Any help is appreciated.
For more general values of CriterionVar, you can use outer to construct a logical matrix which you can use for indexing like this:
dat[2:4][outer(dat$CriterionVar, seq_along(names(dat)[-1]), ">=")] <- 1
In this example, this returns
dat
CriterionVar Var1 Var2 Var3
1 3 1 1 1
2 1 1 0 0
3 2 1 1 0
4 5 1 1 1
A second method using col, which returns a matrix of the column index, is a tad bit more direct:
dat[2:4][dat$CriterionVar >= col(dat[-1])] <- 1
and returns the desired result.
data
dat <-
structure(list(CriterionVar = c(3L, 1L, 2L, 5L), Var1 = c(0L,
0L, 0L, 0L), Var2 = c(0L, 0L, 0L, 0L), Var3 = c(0L, 0L, 0L, 0L
)), .Names = c("CriterionVar", "Var1", "Var2", "Var3"), class = "data.frame",
row.names = c(NA, -4L))
df[,-1] = lapply(2:NCOL(df), function(i) as.numeric(df[,1] >= (i-1)))
df
# CriterionVar Var1 Var2 Var3
#1 3 1 1 1
#2 1 1 0 0
#3 2 1 1 0
#4 5 1 1 1
DATA
df = structure(list(CriterionVar = c(3L, 1L, 2L, 5L), Var1 = c(1,
1, 1, 1), Var2 = c(1, 0, 1, 1), Var3 = c(1, 0, 0, 1)), .Names = c("CriterionVar",
"Var1", "Var2", "Var3"), row.names = c(NA, -4L), class = "data.frame")
I'm a big proponent of vapply: it's fast, and you know the shape of what it'll return. The only problem is the resulting matrix is usually the "sideways" version of what you want. But t() fixes that easily enough.
n_var_cols <- 3
truncated_criterion <- pmin(dat[["CriterionVar"]], n_var_cols)

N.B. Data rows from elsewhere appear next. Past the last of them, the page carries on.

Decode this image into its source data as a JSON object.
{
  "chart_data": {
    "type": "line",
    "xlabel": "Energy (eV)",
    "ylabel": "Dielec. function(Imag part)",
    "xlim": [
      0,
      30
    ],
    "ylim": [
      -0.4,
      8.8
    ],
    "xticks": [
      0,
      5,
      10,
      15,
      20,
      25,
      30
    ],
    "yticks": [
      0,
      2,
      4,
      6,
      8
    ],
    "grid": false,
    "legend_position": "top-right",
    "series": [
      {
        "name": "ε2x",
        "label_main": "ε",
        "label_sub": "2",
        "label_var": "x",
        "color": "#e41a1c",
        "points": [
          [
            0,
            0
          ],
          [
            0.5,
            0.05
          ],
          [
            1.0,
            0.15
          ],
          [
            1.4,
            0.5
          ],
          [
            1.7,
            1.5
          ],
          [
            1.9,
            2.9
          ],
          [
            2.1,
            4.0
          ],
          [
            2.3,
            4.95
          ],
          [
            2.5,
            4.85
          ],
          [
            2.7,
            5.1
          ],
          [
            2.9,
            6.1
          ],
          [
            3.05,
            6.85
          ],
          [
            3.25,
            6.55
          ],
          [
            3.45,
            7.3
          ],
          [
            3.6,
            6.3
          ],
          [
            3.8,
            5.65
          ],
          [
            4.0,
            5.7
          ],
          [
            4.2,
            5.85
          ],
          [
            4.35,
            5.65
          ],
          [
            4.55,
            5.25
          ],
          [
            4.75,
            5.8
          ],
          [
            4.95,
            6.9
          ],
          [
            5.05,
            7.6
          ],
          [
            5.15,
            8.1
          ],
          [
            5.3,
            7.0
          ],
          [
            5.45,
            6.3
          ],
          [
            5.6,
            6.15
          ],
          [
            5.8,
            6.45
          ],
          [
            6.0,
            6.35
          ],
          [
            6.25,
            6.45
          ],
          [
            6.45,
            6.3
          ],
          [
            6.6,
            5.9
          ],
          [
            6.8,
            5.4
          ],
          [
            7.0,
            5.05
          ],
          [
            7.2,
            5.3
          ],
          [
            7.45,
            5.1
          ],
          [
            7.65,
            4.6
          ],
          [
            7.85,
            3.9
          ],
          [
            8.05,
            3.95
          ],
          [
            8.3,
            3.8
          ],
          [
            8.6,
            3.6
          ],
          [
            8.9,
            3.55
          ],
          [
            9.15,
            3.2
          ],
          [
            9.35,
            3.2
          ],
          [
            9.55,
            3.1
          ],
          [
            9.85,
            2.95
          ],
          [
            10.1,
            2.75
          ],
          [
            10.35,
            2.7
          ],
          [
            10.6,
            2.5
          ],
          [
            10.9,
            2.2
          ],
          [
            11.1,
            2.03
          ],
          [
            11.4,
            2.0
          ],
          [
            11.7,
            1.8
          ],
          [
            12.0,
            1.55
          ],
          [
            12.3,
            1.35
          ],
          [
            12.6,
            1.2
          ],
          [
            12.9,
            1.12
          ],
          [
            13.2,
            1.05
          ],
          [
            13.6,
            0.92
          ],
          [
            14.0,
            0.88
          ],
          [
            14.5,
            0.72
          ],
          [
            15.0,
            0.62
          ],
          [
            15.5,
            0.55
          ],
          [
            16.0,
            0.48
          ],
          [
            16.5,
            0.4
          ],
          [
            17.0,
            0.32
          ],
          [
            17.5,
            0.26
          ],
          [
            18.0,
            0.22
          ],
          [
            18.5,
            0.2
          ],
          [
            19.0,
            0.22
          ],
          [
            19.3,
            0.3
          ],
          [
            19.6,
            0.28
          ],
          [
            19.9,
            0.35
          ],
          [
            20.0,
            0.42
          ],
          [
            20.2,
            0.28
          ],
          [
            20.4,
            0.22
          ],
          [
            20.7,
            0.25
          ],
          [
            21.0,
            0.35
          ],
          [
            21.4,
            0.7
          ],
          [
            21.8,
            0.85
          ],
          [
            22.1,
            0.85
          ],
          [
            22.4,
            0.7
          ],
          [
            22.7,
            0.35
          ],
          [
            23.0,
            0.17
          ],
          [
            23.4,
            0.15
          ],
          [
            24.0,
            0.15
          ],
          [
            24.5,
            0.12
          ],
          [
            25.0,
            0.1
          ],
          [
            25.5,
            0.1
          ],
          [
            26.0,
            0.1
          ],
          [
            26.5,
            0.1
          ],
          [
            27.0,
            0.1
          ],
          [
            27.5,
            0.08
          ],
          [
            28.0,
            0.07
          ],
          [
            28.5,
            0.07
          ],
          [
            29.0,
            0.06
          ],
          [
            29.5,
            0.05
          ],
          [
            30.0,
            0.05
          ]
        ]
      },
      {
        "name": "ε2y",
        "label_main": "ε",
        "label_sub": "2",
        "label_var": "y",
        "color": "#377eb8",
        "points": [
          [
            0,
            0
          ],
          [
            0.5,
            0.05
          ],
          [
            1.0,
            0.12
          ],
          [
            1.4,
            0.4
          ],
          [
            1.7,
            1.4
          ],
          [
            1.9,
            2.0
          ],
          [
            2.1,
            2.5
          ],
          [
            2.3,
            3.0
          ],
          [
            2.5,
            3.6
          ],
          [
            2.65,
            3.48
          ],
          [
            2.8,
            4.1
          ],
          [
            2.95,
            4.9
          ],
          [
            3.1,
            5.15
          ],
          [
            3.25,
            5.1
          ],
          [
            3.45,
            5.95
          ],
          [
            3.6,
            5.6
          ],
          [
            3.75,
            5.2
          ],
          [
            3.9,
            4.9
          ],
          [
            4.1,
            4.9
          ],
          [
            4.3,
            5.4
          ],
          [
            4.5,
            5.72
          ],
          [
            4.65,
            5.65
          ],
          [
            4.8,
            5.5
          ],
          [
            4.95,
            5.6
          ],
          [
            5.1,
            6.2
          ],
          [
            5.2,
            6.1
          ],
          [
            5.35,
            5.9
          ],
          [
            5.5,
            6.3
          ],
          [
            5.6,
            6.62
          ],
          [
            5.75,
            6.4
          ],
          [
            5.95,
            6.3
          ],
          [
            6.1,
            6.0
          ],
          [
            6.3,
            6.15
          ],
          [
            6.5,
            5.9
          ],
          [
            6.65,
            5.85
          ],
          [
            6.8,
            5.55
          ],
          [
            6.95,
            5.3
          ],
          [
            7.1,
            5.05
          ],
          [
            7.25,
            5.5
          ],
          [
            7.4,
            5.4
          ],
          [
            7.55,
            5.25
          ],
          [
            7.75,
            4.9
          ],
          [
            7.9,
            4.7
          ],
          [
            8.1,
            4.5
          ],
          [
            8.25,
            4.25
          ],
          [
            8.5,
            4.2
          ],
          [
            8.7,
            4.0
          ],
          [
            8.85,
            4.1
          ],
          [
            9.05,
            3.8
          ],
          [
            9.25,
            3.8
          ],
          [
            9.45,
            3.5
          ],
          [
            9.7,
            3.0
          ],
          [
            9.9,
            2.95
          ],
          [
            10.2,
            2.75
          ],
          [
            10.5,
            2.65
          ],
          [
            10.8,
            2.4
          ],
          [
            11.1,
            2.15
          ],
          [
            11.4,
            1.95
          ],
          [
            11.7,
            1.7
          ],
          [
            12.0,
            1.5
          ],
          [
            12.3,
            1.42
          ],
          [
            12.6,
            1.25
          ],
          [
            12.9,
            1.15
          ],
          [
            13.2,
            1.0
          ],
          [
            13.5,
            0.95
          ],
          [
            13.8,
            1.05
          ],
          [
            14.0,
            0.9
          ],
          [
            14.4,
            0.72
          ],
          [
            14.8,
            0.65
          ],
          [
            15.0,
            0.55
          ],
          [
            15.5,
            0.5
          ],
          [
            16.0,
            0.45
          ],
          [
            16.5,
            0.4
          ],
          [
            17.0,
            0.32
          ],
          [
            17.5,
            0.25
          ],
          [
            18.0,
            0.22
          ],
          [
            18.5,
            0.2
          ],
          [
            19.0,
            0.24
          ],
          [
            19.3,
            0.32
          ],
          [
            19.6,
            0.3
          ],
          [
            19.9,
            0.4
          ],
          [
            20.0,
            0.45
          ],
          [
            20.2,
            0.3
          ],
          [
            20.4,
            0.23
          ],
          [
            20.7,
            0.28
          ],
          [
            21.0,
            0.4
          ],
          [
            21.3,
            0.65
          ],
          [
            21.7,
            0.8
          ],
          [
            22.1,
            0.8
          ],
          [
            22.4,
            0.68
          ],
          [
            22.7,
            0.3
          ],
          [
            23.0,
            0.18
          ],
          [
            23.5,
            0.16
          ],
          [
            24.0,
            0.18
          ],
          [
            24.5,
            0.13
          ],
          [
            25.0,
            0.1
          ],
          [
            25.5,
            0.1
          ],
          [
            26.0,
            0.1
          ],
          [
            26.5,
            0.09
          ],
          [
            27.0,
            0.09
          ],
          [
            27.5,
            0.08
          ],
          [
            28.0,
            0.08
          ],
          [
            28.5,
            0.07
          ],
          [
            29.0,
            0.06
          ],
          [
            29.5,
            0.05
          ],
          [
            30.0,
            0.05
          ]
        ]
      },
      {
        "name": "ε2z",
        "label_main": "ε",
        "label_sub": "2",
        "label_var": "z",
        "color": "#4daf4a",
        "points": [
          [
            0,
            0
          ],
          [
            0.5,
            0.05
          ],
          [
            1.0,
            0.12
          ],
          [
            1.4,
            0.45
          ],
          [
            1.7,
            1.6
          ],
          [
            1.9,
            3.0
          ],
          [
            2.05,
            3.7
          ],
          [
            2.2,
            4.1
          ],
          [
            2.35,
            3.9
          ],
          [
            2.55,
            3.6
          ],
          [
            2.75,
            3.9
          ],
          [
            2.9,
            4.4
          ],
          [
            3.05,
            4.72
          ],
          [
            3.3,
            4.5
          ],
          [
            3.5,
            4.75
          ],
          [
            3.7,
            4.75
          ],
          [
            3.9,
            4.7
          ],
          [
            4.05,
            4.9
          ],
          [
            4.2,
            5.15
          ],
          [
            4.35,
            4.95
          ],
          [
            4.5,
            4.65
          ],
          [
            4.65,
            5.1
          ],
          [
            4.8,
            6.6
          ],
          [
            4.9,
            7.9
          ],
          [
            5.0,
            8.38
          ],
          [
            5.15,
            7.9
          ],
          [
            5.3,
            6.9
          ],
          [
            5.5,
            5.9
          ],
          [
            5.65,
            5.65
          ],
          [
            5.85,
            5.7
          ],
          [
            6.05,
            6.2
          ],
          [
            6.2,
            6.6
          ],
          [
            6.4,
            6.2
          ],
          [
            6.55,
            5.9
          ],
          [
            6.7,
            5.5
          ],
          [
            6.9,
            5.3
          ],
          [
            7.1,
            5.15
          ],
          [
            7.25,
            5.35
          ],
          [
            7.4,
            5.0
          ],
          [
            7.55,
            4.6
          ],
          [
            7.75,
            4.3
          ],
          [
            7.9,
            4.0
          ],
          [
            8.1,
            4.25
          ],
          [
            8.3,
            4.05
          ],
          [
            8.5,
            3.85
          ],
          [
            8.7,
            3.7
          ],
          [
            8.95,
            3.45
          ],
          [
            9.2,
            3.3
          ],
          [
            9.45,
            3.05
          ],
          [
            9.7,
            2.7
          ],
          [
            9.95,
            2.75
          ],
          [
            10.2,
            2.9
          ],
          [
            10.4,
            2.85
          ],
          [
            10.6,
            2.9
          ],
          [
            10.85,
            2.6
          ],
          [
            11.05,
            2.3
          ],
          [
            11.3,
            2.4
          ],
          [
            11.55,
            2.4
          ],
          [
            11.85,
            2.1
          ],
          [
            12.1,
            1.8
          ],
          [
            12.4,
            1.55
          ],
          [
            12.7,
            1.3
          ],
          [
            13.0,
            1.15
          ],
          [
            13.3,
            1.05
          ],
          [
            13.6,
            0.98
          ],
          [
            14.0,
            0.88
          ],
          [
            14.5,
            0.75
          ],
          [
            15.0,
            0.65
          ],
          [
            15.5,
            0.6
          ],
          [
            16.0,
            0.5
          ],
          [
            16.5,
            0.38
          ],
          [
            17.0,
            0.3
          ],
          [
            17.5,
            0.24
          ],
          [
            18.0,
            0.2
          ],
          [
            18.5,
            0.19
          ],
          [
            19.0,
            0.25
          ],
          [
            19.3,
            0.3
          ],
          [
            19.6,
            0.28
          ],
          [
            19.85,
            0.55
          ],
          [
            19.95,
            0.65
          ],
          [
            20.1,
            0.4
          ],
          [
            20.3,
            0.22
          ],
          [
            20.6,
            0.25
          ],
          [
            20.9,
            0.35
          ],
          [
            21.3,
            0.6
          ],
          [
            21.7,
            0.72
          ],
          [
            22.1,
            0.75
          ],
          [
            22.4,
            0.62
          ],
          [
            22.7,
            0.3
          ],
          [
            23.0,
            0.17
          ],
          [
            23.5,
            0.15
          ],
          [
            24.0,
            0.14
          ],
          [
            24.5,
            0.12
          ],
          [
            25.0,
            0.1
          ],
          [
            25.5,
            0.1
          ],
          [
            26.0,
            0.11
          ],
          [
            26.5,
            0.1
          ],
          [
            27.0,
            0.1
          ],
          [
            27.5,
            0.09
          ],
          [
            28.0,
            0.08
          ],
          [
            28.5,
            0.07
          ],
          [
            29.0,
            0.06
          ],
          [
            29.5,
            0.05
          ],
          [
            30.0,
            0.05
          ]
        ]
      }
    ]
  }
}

row_template <- rep_len(0, n_var_cols)
replace_up_to_index <- function(index) {
replace(row_template, seq_len(index), 1)
}
over_matrix <- vapply(
X = truncated_criterion,
FUN = replace_up_to_index,
FUN.VALUE = row_template
)
over_matrix <- t(over_matrix)
dat[, -1] <- over_matrix
dat
# CriterionVar Var1 Var2 Var3
# 1 3 1 1 1
# 2 1 1 0 0
# 3 2 1 1 0
# 4 5 1 1 1
There was some bookkeeping in the first three lines, but nothing too bad. I used pmin() to restrict the criteria values to be no greater than the number of VarN columns.